Monday, March 8, 2010

Washington Post Editorial on Health Costs

In case you hadn’t seen, this editorial from yesterday’s Post highlights the problems Democrats face in trying to pass a health care bill – people do not believe it will lower health care costs.  The Administration’s own actuaries had admitted that, long before President Obama proposed yet more health care spending to placate liberal House Democrats.  And with the White House now calling for the “Cadillac tax” to be delayed until 2018, well after President Obama leaves office, those skeptics have every reason to be concerned.

The last paragraph of the piece also illustrates a dilemma for moderate Democrats, some of whom have discussed re-instating what President Obama promised in his speech to Congress last September – a mechanism to ensure that the promised health care savings actually materialize.  But when this provision was included in the Finance Committee health care bill (S. 1796), CBO did not score the “failsafe” mechanism as providing any savings, for logical reasons. (After all, how can CBO score savings for both the bill AND the “failsafe” mechanism on the assumption that CBO estimates for the underlying bill prove wrong?)  But that of course creates procedural problems for any such provision – If it doesn’t achieve budgetary savings, and by definition CAN’T achieve budgetary savings, how could a “failsafe” mechanism be germane to a budget reconciliation bill?

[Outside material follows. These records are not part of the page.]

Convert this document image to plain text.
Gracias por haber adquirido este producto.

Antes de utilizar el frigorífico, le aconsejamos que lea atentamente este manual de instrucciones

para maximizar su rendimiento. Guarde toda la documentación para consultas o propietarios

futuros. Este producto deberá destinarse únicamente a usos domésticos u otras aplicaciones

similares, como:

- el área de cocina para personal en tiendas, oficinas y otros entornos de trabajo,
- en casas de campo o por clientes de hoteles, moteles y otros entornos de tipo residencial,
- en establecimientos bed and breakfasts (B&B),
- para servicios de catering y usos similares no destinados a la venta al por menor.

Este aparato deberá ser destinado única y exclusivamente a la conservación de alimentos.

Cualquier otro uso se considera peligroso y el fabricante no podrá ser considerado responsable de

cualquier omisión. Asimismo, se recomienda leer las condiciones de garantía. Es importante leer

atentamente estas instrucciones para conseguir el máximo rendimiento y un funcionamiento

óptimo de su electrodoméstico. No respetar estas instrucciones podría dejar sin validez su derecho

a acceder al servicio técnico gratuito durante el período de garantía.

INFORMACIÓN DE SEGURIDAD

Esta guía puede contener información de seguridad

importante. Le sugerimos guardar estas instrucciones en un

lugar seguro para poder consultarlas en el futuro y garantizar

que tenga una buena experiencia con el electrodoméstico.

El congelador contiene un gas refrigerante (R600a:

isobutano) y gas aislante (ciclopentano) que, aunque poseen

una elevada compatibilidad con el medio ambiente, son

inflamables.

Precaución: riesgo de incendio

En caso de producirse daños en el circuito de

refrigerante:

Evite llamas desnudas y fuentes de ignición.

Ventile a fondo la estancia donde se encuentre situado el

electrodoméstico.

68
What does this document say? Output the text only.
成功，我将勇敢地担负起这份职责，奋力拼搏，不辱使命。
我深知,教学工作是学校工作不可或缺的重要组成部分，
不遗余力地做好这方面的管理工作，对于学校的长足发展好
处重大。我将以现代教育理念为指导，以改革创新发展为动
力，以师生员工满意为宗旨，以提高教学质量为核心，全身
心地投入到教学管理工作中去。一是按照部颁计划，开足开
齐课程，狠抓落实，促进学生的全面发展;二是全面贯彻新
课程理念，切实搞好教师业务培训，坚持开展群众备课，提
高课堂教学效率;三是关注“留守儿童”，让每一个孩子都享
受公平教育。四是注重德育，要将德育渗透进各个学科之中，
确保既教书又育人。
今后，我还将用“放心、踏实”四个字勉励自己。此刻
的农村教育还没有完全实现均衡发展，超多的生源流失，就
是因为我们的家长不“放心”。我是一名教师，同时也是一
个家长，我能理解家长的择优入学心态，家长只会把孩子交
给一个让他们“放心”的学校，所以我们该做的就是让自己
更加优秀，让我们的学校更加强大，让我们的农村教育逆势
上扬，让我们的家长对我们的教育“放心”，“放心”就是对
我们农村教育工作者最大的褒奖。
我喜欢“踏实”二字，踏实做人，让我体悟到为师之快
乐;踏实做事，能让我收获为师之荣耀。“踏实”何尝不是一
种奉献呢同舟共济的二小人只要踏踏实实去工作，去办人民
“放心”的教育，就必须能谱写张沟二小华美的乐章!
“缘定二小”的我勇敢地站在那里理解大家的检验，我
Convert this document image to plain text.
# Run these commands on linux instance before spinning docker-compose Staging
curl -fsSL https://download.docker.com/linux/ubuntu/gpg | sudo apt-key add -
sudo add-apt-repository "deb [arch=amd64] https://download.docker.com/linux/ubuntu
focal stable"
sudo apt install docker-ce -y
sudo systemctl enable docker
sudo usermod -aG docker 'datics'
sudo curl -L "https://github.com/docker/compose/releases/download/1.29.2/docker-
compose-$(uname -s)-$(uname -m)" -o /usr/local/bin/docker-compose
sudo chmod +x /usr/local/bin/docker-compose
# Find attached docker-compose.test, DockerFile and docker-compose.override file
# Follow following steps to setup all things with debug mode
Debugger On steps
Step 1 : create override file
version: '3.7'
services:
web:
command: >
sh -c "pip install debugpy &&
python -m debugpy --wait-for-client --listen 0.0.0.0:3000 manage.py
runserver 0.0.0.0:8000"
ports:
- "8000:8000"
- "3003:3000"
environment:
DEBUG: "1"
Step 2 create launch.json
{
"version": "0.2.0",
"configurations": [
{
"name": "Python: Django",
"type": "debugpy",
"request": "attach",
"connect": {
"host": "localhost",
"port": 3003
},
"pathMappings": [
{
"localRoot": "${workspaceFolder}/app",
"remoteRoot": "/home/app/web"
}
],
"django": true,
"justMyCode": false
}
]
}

In other words, moderate Democrats concerned about rising deficits and health care costs could find a reconciliation bill the worst of both worlds, offering a new freight train of more government spending on health care without any breaks (“failsafe” or otherwise) to stop it.

 

In search of Plan C

Sunday, March 7, 2010; A16

THE DILEMMA posed by President Obama’s health-care proposal was aptly captured by Berkshire Hathaway chief executive Warren Buffett last week during an interview on CNBC. The status quo is unacceptable, the noted investor said; the proposal is deficient. “If it was a choice today between Plan A, which is what we’ve got, or Plan B, what is in front of — the Senate bill, I would vote for the Senate bill,” Mr. Buffett said. “But I would much rather see a Plan C that really attacks costs.” (Disclosure: Mr. Buffett serves on the board of directors of The Washington Post Co. He had no input into this editorial.)

The United States is in trouble: Its federal debt, slated to grow year by year, could sap economic growth, endangering prosperity at home and leadership abroad. Rising health costs are one of two major causes of that projected debt (the other is the aging of the population). A year ago, Mr. Obama promised health-care reform that would expand access for the uninsured while reducing costs and not worsening the federal deficit.

He says he’s delivered. But the proposal that he’s asked Congress to approve raises serious questions. Why? One big reason is his decision to postpone until after his presidency, even if he serves two terms, the implementation of a “Cadillac tax” on expensive health plans — “a key bipartisan measure to contain health-care costs over time,” as two senior administration officials wrote in a Post opinion piece on Friday. That postponement, budget director Peter Orszag and health policy adviser Nancy-Ann DeParle acknowledged, has been taken by “skeptics” as “further evidence of the administration’s wavering fiscal resolve.”

Count us among the worriers. The tax is key for two reasons. It would raise revenue needed to pay subsidies to the currently uninsured; Mr. Obama chose the politically easier option of extending the Medicare tax to unearned income of the wealthy, thus making it more difficult down the road to prevent Medicare from going bankrupt. And, by discouraging expensive plans, such a tax would be the single most effective tool to reduce the cost growth that threatens the nation’s well-being.

Mr. Obama’s unwillingness to fight for the tax now, even at a reduced level, raises the danger that it will never be imposed. By 2018, an expensive new entitlement will be draining funds from the Treasury; there will be no turning back on that. Mr. Obama’s top aides wrote that they are confident that Congress in 2018 will be willing to let happen what it won’t allow now — or what Mr. Obama chose not to fight for now. Senior officials also argue that the delay gives employers and insurance companies a “glide path” to begin adjusting to their plans with less disruption. We think that it is not asking too much, given the dire fiscal straits, for Washington to show that it can swallow distasteful medicine while, and not after, it passes out the candy.

“We have to have something that will end the constant increase in medical costs as a percentage of GDP,” Mr. Buffett said. “I would try to get a unified effort, say this is a national emergency to do something about this. We need the Republicans, we need the Democrats . . . I believe in insuring more people. But I don’t believe in insuring more people till you attack the cost aspect of this.”

As Mr. Obama scrambles to assemble majorities in the House and Senate, some legislators continue to explore options for more fiscal soundness, including some kind of fail-safe mechanism that would push Congress to act if projected savings do not materialize. Those who care about both access and fiscal responsibility could even now insist on a Plan C.